I’m exploring whether Kirby would be suitable for a fairly large-scale e-commerce project and would love some input before committing to it.
The site would potentially involve:
Over 100 registered members (staff, contributors, or vendors)
Around 2000 product pages/SKUs
The possibility for customers to create their own accounts (for purchases, wishlists, etc.)
I know Kirby is file-based and not database-driven, so I’m wondering if anyone has experience with this kind of scale.
Specifically:
Would 4000+ product pages significantly impact performance (both in the Panel and frontend)?
Are there known limitations with managing a large number of users or accounts in Kirby?
Would integrating something like Merx or another e-commerce layer be feasible at this scale, or would a more database-based system (like Shopify or WooCommerce) make more sense?
Any insights, real-world examples, or technical considerations would be really appreciated.

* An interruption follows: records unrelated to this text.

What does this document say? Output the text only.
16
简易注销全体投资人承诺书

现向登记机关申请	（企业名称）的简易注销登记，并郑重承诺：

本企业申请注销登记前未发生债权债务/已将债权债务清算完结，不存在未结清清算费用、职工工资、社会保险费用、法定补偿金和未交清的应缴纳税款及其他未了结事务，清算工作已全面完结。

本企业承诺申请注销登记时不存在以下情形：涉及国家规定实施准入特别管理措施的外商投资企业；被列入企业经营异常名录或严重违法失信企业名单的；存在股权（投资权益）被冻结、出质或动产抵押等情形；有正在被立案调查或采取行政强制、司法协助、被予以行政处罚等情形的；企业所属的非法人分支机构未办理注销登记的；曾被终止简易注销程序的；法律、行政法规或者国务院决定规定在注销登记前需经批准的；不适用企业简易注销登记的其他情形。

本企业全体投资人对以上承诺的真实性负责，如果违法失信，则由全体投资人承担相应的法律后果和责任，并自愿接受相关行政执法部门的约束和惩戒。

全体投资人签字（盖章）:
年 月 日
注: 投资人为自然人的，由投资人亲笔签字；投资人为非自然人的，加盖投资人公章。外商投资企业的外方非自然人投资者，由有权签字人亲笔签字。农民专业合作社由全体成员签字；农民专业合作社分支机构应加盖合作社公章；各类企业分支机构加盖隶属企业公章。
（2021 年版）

my Kart plugin for e-commerce has built in caching and will be able to handle 4k products pages, their variants, filtering by category and tags with ease
I was wondering the very same question, thanks for bringing it up. I’ve also noticed that some Kirby calls are way more expensive than others, but with the right optimization a site of this size can definitely run smoothly.
For example, there’s this case here on the forum: 9000 articles website crashes. The site was actually based on my Tablog theme. The main issue there was simply that I hadn’t included pagination (my oversight—I didn’t expect someone to run 9000 articles on a blog ). Once pagination was added, the site has been running fine.
That said, I do have a related question for @aengustukel and @bnomei (or anyone with real-world experience at this scale): How do you usually handle storing orders? Do you rely on an external service like Snipcart, Stripe Checkout, etc.? Or do you keep them as regular Kirby pages?
I’m curious if you see potential bottlenecks or pitfalls with storing thousands of orders as content files, especially in an e-commerce setup like the one described here (4k+ products, user accounts, etc.).
Kart will store them as pages unless you disable orders entirely. retrieval via uuid is quick enough and a cache was added to group per user.
while having orders in kirby is useful your tax related books will most likely depend on your external service like Stripe to track refunds and such properly.
I’m still not a big fan of having all orders stored as regular Kirby pages. I know the Kirby team has done a lot to optimize performance, but in my opinion keeping thousands of orders in the content structure could pose both a security risk and an unnecessary performance overhead for a site with lots of traffic.
I’ve been experimenting with building a small e-commerce setup in Kirby, so let me bounce an idea I’ve been playing with:
Orders would be stored outside of /content, e.g. in a /data/ directory.
Each order is saved as a simple JSON file named [timestamp]-[customer-id].json, containing all relevant order details.
This way the filesystem keeps them naturally sorted.
By default, the children() of the “orders” page would just return an empty collection.
For admins, the children() method would check authentication and then expose the JSON files as virtual pages.
For customers, the same principle applies: just grep/filter files by their customer-id and attach them as virtual orders for the user’s order history.
This approach could easily be swapped out for SQLite, another database, or an external API if needed, but it keeps things lightweight and avoids bloating the Kirby content structure.